Bascom’s group and others have fought for years to stop the use of electric shock devices on people with developmental disabilities. In 2020, the FDA finalized a ban saying that the devices pose an “unreasonable and substantial risk of illness or injury.” At the time, the agency cited evidence of psychological and physical risks including burns, tissue damage, worsening underlying symptoms, depression, anxiety and post-traumatic stress disorder.

However, the FDA regulation was later overturned when the U.S. Court of Appeals for the D.C. Circuit determined that the agency had overstepped its authority. As a result, disability advocates say that action from Congress is needed.

“The people with IDD being electrocuted at the JRC for getting out of their chairs don’t have the luxury of indulging Senate process,” Bascom said. “Congress must act: every day without this ban is a failure of leadership.”

Bethany Lilly at The Arc said she and other advocates are now eyeing a big government spending bill that Congress is expected to take up at the end of the year as a possible vehicle to pass a ban on electric shock devices.
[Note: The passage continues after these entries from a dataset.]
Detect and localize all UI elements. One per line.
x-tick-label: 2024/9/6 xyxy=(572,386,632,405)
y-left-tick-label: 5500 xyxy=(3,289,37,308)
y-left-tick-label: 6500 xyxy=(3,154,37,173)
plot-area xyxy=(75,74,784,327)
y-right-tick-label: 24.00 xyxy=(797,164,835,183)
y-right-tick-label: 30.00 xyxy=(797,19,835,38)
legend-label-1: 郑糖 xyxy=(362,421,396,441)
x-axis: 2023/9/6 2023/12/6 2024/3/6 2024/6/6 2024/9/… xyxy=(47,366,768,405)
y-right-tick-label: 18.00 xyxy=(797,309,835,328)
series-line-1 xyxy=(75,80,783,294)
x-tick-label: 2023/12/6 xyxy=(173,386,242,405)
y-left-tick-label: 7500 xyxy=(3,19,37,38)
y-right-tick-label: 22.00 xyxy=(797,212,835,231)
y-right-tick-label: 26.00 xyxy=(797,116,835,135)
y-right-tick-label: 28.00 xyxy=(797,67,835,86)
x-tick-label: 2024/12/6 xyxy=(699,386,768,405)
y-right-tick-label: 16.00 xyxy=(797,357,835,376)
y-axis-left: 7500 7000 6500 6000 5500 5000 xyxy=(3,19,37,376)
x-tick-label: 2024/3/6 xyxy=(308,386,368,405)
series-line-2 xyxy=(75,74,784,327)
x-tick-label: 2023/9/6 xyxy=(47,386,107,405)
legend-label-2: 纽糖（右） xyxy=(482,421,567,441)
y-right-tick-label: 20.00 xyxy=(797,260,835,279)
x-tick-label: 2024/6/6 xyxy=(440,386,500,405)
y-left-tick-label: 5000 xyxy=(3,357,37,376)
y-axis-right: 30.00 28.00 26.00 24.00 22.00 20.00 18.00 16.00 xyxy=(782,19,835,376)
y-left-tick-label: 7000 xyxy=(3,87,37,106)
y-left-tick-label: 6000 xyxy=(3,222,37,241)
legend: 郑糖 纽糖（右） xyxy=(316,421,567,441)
“This should be on every member’s list of things that need to be included in that package,” she said.

Officials with the Rotenberg Center say that 51 people at the center currently use the electrical stimulation devices — which they call a “treatment of last resort” — through court-approved and monitored plans.

“While we are pleased that the provision related to the life-saving electrical stimulation device (ESD) treatment was not included in the FDA reauthorization bill, the parents and guardians of clients of the Judge Rotenberg Educational Center (JRC) will remain vigilant to ensure that that this treatment remains available to those for whom all other treatment options have been tried and failed,” the Rotenberg Center said in a statement. “Allowing the use of ESDs as part of these clients’ treatment plans is a matter of life or death.”